“Some Like It Hot” at the Shubert Theatre (Photo: Marc J. Franklin)
Another year on Broadway, another straight man in a dress. The new musical adaptation of the 1959 classic Some Like It Hot arrives with a hardworking score by Marc Shaiman and Scott Wittman, expectedly exhilarating choreography from Casey Nicholaw, and Christian Borle in a wig and a frumpy frock. For all the work that Matthew López and Amber Ruffin’s book does to mitigate something that is fundamental to the movie’s plot, it seems to completely forget about one half of its central duo. In crafting a genuinely emotional and impactful arc for Jerry/Daphne (J. Harrison Ghee) where putting on the dress leads to a discovery of self, it simultaneously turns up the spotlight on the person standing beside them–a character who has no such realization and is still only there as a joke.
The plot is too complicated to recount succinctly, but it’s important to note the way the musical diverges from the film. Joe and Jerry do not compete for Sugar Kane’s affections here–Joe is a notorious ladies’ man and is instantly attracted to her, but Jerry/Daphne is focused on performing well in the band. As Daphne bonds with the other ladies, she begins to realize that a part of her has been cracked open and she feels more herself in Daphne’s body than she ever felt as Jerry.
This invention by López and Ruffin works so well because it brings the subtext from the film out into the open and, thus, into the twenty-first century. In the film, Jerry still accepts Osgood’s proposal and they still end up together at the end, although it’s less clear what happens to them after the fade to black. Here, López and Ruffin give us the show’s one believable romance. We are thrilled for Daphne and Osgood.
Less so for Joe and Sugar, though the musical wants us to feel equally about the couples. I don’t know what to do about Joe and it feels like neither do the show’s creators. It’s not only that his wearing a grandma dress and round bug-eye glasses is reductive and harmful, it’s also just not funny. The book tries to distract from the visual joke with several zingers about Joe’s age that, I’ll admit, did make me laugh, but they’re a smokescreen.
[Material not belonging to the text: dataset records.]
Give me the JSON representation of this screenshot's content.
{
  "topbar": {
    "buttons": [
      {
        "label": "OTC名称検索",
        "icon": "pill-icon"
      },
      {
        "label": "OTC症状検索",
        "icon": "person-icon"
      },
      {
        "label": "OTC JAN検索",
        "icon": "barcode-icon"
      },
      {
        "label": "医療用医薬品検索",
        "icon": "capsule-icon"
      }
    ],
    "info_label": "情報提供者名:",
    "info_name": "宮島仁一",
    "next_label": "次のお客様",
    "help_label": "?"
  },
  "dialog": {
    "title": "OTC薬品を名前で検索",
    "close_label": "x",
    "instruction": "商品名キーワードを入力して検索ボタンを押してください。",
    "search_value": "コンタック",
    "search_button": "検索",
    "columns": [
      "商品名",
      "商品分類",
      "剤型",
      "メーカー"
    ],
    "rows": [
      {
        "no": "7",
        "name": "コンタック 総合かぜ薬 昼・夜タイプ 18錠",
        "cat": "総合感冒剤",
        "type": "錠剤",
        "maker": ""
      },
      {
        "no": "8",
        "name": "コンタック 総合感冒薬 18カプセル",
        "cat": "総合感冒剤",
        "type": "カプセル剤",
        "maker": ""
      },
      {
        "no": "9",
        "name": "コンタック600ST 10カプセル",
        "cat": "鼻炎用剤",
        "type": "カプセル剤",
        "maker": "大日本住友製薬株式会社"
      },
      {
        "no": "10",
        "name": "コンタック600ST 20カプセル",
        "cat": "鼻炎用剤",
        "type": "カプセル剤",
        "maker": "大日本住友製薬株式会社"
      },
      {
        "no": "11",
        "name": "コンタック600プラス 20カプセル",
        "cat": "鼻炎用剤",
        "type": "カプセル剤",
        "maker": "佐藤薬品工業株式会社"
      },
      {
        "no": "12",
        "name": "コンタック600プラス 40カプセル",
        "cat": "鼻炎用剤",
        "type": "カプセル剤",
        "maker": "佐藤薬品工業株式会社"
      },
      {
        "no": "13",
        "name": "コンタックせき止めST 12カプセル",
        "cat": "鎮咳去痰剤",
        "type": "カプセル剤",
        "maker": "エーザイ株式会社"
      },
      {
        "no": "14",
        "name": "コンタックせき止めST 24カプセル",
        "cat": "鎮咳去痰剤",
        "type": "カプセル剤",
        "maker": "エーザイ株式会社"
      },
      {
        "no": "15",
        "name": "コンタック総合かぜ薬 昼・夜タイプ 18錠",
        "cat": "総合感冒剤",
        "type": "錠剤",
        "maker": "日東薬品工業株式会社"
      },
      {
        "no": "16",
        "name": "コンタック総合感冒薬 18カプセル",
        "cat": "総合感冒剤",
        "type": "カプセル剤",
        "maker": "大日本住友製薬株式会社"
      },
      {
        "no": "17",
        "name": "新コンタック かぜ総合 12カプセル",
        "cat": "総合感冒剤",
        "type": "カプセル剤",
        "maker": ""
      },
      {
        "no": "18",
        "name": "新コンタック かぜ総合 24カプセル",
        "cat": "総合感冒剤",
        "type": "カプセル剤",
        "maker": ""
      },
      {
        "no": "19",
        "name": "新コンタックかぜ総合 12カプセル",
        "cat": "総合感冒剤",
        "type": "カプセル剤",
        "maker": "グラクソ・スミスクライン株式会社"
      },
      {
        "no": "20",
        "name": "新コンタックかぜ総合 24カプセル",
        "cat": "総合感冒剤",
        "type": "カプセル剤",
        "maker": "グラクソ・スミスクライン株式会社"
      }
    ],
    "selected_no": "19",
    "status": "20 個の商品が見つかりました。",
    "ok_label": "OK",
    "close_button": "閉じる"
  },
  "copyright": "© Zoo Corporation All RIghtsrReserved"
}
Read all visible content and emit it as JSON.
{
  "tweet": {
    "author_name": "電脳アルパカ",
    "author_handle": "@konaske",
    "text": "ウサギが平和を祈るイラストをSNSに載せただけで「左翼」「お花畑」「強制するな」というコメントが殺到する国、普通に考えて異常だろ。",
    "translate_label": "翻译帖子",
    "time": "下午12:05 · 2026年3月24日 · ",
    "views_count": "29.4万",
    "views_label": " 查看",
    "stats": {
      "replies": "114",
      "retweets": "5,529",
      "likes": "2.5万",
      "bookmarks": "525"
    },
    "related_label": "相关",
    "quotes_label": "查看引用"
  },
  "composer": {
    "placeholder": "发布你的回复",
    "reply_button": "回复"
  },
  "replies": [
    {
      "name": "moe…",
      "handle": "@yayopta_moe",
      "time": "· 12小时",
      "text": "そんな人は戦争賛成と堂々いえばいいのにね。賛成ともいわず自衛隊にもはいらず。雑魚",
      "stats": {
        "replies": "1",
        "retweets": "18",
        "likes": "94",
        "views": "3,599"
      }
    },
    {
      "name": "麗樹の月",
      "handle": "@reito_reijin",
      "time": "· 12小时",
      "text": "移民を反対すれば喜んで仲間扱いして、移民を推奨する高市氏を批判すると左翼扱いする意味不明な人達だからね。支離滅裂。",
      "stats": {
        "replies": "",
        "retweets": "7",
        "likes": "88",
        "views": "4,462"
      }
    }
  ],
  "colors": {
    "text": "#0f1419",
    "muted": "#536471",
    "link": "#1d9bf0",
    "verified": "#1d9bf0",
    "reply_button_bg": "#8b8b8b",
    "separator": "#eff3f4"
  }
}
We’ve seen this before: Borle’s Josephine even looks a little like Santino Fontana’s Tootsie and the drag here is treated with more respect and dignity than it was there. It is never the point of a joke, but that doesn’t make the joke invisible.
Especially when he’s standing next to Daphne. Especially when Daphne, in a joyous explosion of a number, tells Joe about her awakening. “You Coulda Knocked Me Over With a Feather” belongs with the best of Shaiman and Wittman’s songbook, a sister to “They Just Keep Moving the Line” from Smash. Ghee delivers it to Borle with an overwhelming wave of relief and comfort, knowledge and elation. It completely explains the character we’ve seen for the previous two hours and carries her forward for the rest of the show. And then it’s followed immediately by Joe’s “He Lied When He Said Hello” in which he realizes…he’s a liar? The two things are not equal.
All Joe wants is to sleep with Sugar and I guess they fall in love, but Borle and Adrianna Hicks don’t have chemistry and Sugar doesn’t know anything about Joe. He’s lied to her for the entire show, creating two false personas along the way, and his apology doesn’t really do the trick, as bare and honest as Borle tries to play the moment. We also don’t really know Sugar. The show thinks it’s giving her dimension by telling us she liked to go to the movies to escape when she was little, but it’s not enough. Hicks is trying her damndest to give Sugar some life, but like Marilyn Monroe before her, the engine of Some Like It Hot doesn’t have time for her. She’s, unfortunately, there to sing and be pretty.
The show does have its charms, though. The art deco set by Scott Pask is glitzy and gorgeous. The score kicks off with a trio of fantastic songs: “What Are You Thirsty For?” performed with warmth and welcome by NaTasha Yvette Williams, “You Can’t Have Me (If You Don’t Have Him)” a Kelly/O’Connor pastiche that slyly delivers exposition, and “Vamp!” that dramatizes the initial transformation into Josephine and Daphne. Nicholaw’s choreography is energetic and keeps the numbers animated. He even finds a way to reinvent the kick line in the titular number and I wish I could watch that bit on a loop.
The highlight of the show, though, may surprise you: it’s Kevin Del Aguila as Osgood Fielding III. From his introductory number towards the end of the first act, Del Aguila creates a character that is hysterically funny and full of sadness. Osgood has everything money can buy, but he’s lonely beyond measure. Del Aguila captures both things at once. When his first song ended, I felt like I knew more about Osgood than any other character in the show. And it keeps coming: not a moment of his stage time is wasted. Del Aguila is always giving us new information about Osgood in his reactions, in his physicality, in his hollow smile that eventually becomes a full-face grin. He takes what could easily be a throwaway part and turns it into something of Shakespearean depth. If there is any reason to see Some Like It Hot, it’s for that performance.